By the time we entered first grade, Jim Crow laws had fallen to affirmative action, school-busing protests were dying down and our paths had been set. As young adults, we were recruited by the top schools in the country, welcomed among the ranks of Fortune 500 companies and invited to serve on the boards of organizations that once had campaigned to keep us well beyond their doors. Our only mandate—from one to whom much is given, much is expected. Even if the “much” that we were given was what everyone else had long enjoyed as a birthright, still we had to do our part and do it well.

In 1930 W.E.B. DuBois published an essay titled “The Talented Tenth.” In it he addressed the social and ethical responsibilities that black “haves” bore to black “have-nots.” In the third section of the essay, DuBois outlined the ethical functions of black leadership: “The Talented Tenth of the Negro race must be made leaders of thought and missionaries of culture among their people.”

As one of the Talented Tenth, I contend that we have, for the most part, failed.

Aside from the cursory hours we logged to pledge our respective fraternities and sororities, how may of us have come near to fulfilling our obligation? Last summer, the Boys and Girls Club of America ran television ads asking for community volunteers; last fall, similarly, the Girl Scouts of America began a radio campaign calling for “hip, cool women” to become troop
leaders.

Those ads stand as a call to arms, in that I—like many others of my generation—benefited from programs sponsored by organizations such as this during my formative years. For all of us, the painful bathroom-mirror question is this: How can we now sit idly by while the need for our involvement is so great? How can we retreat to enclaves of black wealth and power and not repay the people who got us there? Is our “talent,” then, geared only toward self-advancement and not toward the profit of our race as a people?

There are, naturally, different interpretations of the concept of “giving back.” We were raised to believe that “giving back” meant community involvement only—volunteering for a homeless shelter or an adult-literacy program.

One’s community, however, is no longer limited to being part of one’s town; it is, instead, the too-wide world in which we live. Does being wide and broad frighten us in the same ways that it once did our oppressors? Is this why we live in segregated neighborhoods where upward mobility seems the only air pure enough to breathe?

The answer may lie in finding our own way of giving back—for instance, providing opportunity where none existed before we got where we are.

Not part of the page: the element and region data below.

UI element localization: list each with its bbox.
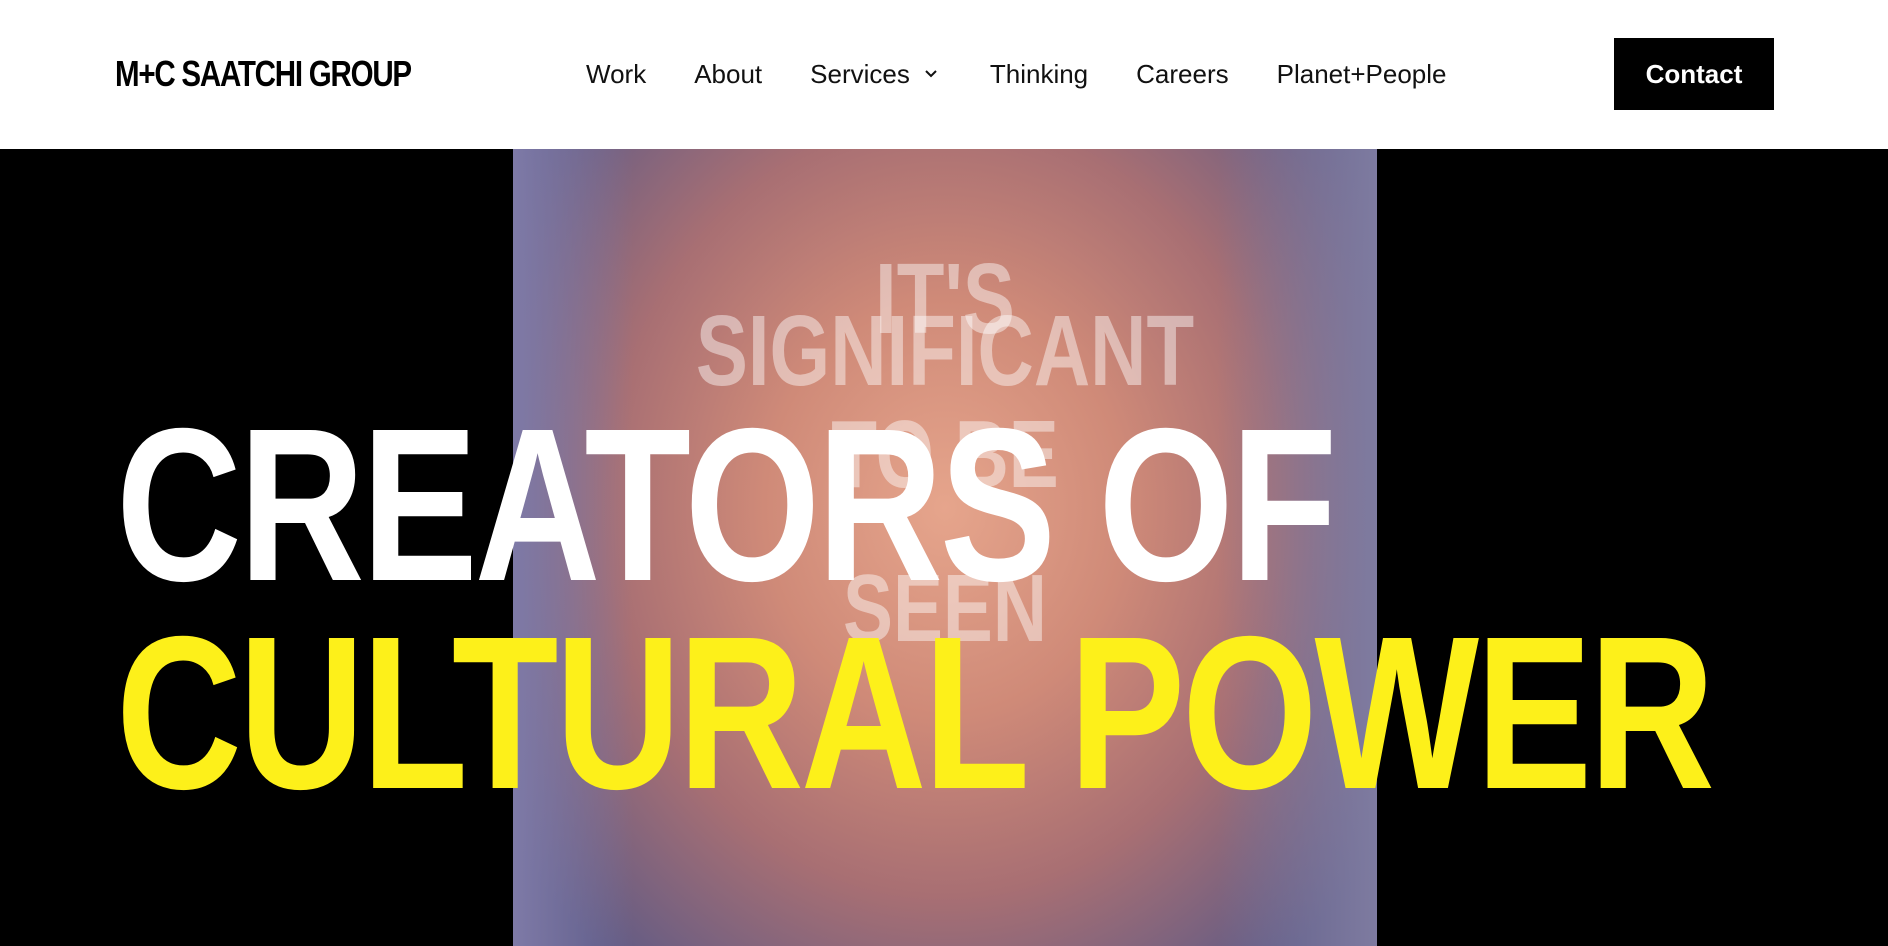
- main-nav: Work About Services Thinking Careers Pla…: [586, 56, 1447, 92]
- hero-section: IT'S SIGNIFICANT TO BE SEEN CREATORS OF …: [0, 149, 1888, 946]
- nav-item-about[interactable]: About: [694, 59, 762, 90]
- nav-item-work[interactable]: Work: [586, 59, 646, 90]
- nav-item-label: Planet+People: [1276, 58, 1447, 89]
- nav-item-label: Work: [586, 58, 647, 89]
- nav-item-planet-people[interactable]: Planet+People: [1277, 59, 1447, 90]
- chevron-down-icon: [925, 70, 937, 78]
- nav-item-label: About: [694, 58, 763, 89]
- nav-item-label: Careers: [1136, 58, 1229, 89]
- site-header: M+C SAATCHI GROUP Work About Services Th…: [0, 0, 1888, 149]
- nav-item-label: Thinking: [989, 58, 1089, 89]
- nav-item-services[interactable]: Services: [810, 59, 940, 90]
- hero-headline-line-2: CULTURAL POWER: [116, 592, 1715, 835]
- nav-item-thinking[interactable]: Thinking: [990, 59, 1088, 90]
- hero-headline-line-1: CREATORS OF: [116, 384, 1337, 627]
- nav-item-label: Services: [810, 58, 910, 89]
- nav-item-careers[interactable]: Careers: [1136, 59, 1228, 90]
- brand-logo[interactable]: M+C SAATCHI GROUP: [115, 50, 412, 98]
- contact-button[interactable]: Contact: [1614, 38, 1774, 110]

As Henry Louis Gates Jr. writes in The Future of the Race:

This new Talented Tenth,
then, while remaining an
elite, a vanguard, is acutely
aware of its social and ethi-
cal obligations to the larger
group, its members keenly
aware that their privileged
positions stem not from
their own inherent nobility
of mind and spirit but from
“opportunity.”


Few of the neighborhoods that spawned us still exist. Of those that do, they continue to bring forth hopeful progeny in spite of our apathy. Just imagine what they could do were we actively remembering “not to forget where we came from.”

What qualifies me to preach, you ask? An unfortunate experience at the polls last November. I was initially denied the right to vote. Despite following all of the vaunted rules, I almost gave up in the wake of a technicality surrounding my name’s mysterious disappearance from a list of registered voters. But my responsibility to my ancestors and my children made me fight back the tears and fight the system. After three hours of waiting, enduring the curious glances of those who were voting and an impassioned conversation with the regional polls manager, I triumphed.

But for all the “steppin’” I was made to do just to execute my constitutional right to vote, I blame myself in the end and not the unsmiling white women who formed the blockade. More community involvement on my part—written not on my resume but in the soul of my race—might have exposed these continuing injustices, possibly even changing the day’s outcome for many more African Americans.